Edexcel Physics Unit 2 - Waves

Where the chap uses two voltmeters?

Yeah, but the part where you have to calculate the value of R. Also, when doing that part, do you assume that one of the voltmeters is replaced with an ammeter or do you keep it as two voltmeters? Because if you keep it as two voltmeters, then surely no current will get through so you won't be able to tell what the resistance is.

current will get through. But the reason you need an ammeter is to measure the current. And the ammeter should replace V1. V2 is in the correct place, as it measures the potential difference accross the component.

Regarding V1, it is 10M(ohm). Which is a huge number, in total it uses up all the energy and there is none left for the component with 100 ohm.

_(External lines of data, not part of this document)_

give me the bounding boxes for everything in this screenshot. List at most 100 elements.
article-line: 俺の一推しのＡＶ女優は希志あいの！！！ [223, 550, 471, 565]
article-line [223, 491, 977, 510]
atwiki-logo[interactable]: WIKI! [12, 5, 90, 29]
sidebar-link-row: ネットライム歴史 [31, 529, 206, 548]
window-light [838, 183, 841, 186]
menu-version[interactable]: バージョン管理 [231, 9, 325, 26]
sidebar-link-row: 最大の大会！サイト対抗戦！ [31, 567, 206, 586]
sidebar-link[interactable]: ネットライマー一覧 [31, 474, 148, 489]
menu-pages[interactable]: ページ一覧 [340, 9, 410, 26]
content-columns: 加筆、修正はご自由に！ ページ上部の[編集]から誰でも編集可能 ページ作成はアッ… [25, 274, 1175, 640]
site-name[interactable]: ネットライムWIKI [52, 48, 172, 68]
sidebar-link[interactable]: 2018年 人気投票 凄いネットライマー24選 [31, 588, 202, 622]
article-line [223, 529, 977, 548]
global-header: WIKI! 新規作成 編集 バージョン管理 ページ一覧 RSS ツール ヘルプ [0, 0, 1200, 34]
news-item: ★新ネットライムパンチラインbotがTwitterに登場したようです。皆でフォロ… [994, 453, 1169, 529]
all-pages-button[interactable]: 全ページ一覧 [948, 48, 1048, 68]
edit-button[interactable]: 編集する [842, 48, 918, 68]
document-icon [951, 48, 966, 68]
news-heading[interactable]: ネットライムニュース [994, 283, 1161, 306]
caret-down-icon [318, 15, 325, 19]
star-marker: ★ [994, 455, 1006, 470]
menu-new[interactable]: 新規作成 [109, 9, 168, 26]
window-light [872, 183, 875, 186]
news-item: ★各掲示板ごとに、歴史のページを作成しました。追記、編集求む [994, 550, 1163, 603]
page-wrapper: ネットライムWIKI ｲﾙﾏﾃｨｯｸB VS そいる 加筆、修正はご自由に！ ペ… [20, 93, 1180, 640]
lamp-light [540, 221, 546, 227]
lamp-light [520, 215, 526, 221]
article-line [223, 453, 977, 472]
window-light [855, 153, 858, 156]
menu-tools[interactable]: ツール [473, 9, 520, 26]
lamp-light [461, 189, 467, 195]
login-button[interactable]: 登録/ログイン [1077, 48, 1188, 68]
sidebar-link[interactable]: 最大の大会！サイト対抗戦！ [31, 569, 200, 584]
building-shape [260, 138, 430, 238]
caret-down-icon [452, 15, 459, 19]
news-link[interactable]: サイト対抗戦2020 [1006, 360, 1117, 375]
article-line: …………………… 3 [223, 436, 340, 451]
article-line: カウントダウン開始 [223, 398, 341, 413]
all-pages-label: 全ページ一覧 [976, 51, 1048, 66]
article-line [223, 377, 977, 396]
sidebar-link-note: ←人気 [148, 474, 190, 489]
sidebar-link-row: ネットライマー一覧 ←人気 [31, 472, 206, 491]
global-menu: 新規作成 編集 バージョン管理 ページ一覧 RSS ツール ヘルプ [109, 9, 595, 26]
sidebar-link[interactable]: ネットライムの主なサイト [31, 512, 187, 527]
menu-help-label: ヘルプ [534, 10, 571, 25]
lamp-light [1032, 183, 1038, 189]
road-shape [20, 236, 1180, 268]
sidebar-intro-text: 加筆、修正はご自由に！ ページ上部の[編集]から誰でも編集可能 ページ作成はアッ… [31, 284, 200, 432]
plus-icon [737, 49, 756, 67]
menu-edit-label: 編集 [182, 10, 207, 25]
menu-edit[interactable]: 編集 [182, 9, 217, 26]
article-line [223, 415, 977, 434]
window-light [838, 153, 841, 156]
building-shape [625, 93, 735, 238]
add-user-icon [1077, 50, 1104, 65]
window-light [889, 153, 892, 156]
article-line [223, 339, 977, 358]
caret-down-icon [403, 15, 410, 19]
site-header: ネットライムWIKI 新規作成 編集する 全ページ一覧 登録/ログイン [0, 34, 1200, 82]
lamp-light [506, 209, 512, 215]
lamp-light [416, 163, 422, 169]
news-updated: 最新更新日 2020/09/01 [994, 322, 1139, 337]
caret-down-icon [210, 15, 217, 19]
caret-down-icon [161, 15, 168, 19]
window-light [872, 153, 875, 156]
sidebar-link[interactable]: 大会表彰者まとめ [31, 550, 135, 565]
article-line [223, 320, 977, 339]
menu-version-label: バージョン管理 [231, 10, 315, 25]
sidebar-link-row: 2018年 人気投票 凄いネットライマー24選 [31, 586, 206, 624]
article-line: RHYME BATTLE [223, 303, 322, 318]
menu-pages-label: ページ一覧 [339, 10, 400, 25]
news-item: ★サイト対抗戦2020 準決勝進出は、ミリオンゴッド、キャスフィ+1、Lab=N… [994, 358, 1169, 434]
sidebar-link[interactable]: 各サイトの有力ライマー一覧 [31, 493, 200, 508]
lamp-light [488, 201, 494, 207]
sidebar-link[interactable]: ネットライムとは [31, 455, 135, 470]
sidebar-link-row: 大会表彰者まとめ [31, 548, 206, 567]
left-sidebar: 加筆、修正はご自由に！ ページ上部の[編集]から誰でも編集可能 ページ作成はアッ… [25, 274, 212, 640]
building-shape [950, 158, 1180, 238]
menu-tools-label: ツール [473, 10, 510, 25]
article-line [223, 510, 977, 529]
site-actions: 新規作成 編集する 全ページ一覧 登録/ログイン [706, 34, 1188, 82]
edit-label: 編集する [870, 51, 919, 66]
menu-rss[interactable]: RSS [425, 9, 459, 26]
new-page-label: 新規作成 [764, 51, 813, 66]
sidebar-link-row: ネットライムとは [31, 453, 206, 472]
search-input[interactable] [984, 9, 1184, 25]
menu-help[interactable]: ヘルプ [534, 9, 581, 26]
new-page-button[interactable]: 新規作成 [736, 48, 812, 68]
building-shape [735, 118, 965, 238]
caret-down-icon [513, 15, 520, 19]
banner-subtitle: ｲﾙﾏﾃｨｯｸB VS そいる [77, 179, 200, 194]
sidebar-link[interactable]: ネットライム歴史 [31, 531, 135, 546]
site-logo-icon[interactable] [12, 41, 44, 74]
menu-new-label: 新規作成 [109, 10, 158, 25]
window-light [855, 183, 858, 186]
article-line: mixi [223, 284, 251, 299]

And how do you calculate the value of R?

the voltage going in V2 = 3V.
The resistance of the component = 100 (ohm)
Work out the current by V = IR

I = V/R
I = 3V/100 (ohm)
I = 0.03 Ampere

Now you know the EMF = 9V and the voltage accross the component = 3V

the voltage accross R = 9V - 3V = 6V
The current is the same accross the series circuit. Hence it is 0.03 Ampere (as calculated before)

Now use V = IR to work out the value of R.

R = V/I
R = 6V/0.03A
R = 200 (ohm)

Its simple and easy as that.

And how do you calculate the value of R?

I found a copy of the answer sheet online and it says the answer is 10Mohms.

http://www.fizix.info/securedocs/alevel/gce08/examzone_markschemes/unit2topic4_examzone_ms.pdf

If you need a username and password, user is student, password is bosco.

We're calculating the young's modulus of copper wire for our practical. We're doing it at the moment as well. I don't do any other sciences with edexcel though. What are you doing for your practical?